Certos aspectos da alma guardam a inocência, enquanto outros aspectos a perdem. E pode acontecer que a mesma alma conserve em alguns pontos uma inocência adamantina, enquanto para outros pontos, essa mesma alma está muito prevaricada.
Dou um exemplo. É possível que alguém caia muito baixo em matéria de pureza, mas conserve na alma uma boa parte da admiração pela castidade que ela possuía quando era pura. Às vezes sucede que, mesmo no mais profundo da baixeza, ela ainda tenha esse entusiasmo pela pureza. Nesse caso, ela conservou um naco de inocência, mas naquele naco pode ser que a inocência seja cristalina. Isso faz dessa alma algo muito diferente da alma que não caiu tanto, mas perdeu completamente a nostalgia da inocência.

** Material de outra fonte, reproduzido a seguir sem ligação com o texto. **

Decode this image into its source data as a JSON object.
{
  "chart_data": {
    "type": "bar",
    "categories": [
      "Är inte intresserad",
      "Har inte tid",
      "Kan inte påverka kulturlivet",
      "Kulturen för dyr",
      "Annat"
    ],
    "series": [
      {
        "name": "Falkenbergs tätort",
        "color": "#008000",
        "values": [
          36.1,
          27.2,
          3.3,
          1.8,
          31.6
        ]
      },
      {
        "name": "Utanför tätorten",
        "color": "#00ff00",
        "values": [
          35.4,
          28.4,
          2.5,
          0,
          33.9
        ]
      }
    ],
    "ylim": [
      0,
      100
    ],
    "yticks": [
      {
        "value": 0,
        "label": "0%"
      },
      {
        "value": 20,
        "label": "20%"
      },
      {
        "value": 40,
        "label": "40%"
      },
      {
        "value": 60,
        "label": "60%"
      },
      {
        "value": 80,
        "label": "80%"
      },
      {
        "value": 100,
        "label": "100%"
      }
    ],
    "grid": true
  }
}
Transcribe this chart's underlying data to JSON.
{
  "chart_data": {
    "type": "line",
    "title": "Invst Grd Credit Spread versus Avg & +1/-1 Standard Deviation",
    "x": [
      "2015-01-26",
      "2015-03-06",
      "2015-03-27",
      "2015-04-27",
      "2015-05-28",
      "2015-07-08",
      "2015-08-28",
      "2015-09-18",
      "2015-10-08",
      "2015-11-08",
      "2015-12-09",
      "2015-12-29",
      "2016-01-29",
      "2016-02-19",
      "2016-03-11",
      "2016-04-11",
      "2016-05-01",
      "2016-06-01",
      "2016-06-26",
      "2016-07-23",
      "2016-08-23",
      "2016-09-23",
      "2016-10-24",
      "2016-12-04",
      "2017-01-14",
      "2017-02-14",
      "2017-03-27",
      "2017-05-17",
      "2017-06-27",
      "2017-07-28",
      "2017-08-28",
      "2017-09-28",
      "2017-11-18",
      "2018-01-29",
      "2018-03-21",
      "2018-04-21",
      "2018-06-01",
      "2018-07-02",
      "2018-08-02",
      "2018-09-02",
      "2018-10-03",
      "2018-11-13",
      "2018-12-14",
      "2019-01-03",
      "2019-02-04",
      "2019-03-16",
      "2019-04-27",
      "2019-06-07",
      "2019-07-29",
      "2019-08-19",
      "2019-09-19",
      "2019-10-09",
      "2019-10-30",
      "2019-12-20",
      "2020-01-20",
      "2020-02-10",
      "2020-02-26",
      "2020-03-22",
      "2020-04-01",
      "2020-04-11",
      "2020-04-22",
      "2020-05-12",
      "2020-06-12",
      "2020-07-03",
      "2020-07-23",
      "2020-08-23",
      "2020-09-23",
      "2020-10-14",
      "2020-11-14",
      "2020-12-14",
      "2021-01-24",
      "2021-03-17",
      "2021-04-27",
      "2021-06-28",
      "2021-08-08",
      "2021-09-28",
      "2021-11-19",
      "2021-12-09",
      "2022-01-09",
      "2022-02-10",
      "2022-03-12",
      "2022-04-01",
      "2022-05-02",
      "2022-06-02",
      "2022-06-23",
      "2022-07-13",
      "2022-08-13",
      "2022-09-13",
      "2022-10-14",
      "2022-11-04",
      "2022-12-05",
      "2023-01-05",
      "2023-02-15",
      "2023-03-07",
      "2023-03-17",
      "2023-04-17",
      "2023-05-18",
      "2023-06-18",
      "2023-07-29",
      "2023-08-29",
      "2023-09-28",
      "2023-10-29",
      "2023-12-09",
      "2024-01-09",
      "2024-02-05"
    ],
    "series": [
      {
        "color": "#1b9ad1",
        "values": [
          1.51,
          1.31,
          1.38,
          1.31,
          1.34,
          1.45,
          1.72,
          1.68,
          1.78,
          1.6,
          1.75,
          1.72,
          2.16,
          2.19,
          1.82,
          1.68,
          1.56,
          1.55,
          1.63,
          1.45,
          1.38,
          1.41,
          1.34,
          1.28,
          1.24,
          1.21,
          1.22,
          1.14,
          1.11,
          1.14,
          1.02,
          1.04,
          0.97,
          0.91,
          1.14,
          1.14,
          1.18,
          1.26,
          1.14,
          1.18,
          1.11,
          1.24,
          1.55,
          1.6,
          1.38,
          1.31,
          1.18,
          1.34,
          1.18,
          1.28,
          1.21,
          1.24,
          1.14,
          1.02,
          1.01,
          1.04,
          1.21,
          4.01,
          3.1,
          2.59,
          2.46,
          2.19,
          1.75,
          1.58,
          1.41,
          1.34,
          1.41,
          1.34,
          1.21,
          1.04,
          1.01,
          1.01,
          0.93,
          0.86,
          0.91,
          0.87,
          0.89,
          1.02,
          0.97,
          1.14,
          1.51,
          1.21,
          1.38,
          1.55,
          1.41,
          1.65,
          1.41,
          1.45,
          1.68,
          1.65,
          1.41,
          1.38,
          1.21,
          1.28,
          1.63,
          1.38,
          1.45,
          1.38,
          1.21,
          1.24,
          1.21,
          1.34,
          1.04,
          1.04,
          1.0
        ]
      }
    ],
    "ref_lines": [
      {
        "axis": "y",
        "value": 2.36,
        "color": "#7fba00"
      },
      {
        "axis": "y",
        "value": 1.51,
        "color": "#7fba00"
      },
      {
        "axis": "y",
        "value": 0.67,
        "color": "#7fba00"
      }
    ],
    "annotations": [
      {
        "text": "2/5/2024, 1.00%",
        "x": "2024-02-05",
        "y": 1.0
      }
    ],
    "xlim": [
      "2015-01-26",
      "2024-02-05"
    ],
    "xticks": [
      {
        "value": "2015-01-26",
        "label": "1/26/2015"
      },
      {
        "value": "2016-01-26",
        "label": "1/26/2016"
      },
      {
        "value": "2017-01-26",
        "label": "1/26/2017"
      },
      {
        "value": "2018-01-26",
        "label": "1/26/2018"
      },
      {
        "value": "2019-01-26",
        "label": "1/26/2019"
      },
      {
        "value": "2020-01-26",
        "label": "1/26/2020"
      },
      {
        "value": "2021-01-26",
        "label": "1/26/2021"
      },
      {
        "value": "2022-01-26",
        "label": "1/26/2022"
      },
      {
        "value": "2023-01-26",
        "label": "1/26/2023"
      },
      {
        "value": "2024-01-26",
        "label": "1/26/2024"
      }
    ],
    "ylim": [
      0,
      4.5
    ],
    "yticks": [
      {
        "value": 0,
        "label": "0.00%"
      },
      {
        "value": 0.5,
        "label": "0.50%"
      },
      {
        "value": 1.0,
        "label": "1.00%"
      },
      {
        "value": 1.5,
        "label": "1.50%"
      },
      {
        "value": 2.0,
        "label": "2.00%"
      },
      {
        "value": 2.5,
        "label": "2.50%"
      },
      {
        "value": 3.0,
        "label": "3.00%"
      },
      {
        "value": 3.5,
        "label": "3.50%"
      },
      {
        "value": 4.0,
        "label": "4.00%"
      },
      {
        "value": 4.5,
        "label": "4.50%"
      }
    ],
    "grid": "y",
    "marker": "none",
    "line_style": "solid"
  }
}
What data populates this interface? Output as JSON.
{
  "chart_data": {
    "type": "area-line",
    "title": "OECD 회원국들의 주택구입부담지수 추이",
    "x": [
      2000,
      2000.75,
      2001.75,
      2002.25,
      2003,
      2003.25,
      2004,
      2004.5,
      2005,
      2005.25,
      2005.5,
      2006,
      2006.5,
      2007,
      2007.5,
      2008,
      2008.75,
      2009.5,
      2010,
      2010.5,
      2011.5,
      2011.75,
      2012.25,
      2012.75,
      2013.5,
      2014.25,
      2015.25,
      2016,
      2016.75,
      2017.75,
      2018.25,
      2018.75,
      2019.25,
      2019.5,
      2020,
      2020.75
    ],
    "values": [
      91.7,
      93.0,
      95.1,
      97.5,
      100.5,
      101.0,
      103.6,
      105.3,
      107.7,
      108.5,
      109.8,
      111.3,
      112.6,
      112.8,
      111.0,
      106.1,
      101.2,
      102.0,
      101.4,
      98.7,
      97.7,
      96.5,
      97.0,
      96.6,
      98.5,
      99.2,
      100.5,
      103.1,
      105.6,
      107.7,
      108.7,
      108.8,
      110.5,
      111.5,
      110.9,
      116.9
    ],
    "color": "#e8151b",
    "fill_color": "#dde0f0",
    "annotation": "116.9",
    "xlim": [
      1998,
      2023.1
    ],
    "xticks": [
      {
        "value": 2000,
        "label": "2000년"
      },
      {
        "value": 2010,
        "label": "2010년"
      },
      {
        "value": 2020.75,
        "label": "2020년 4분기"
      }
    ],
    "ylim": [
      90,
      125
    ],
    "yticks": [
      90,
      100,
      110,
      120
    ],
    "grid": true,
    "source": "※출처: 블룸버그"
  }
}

Creio que, em geral, o “thau”2 baixa sobre a alma que conserva pelo menos uns pedúnculos de inocência. A alma que, pelo contrário, ficou acinzentada e perdeu todos os pedúnculos de inocência, parece-me difícil o “thau” baixar sobre ela.
Pode ser que haja primeiro uma conversão para a pessoa readquirir algo dessa inocência, depois vem o “thau”. Mas diretamente baixar sobre o medíocre, mediano, o qual acha que esta vida é muito boa, não é um vale de lágrimas, aqui se pode construir a felicidade, e o mundo é uma festa, uma gargalhada, etc., sobre este eu acho que o “thau” não baixa.
(Extraído de conferência de 18/11/1983)
1) Do latim: desejos das coisas celestes.
2) Denominação da última letra do alfabeto hebraico, a qual tinha a forma de uma cruz. Baseando-se no capítulo 9 da profecia de Ezequiel, Dr. Plinio empregava esse termo a fim de indicar um sinal marcado por Deus nas almas das pessoas especialmente chamadas a rezar e agir pela derrota da Revolução, vitória da Igreja e implantação do Reino de Maria.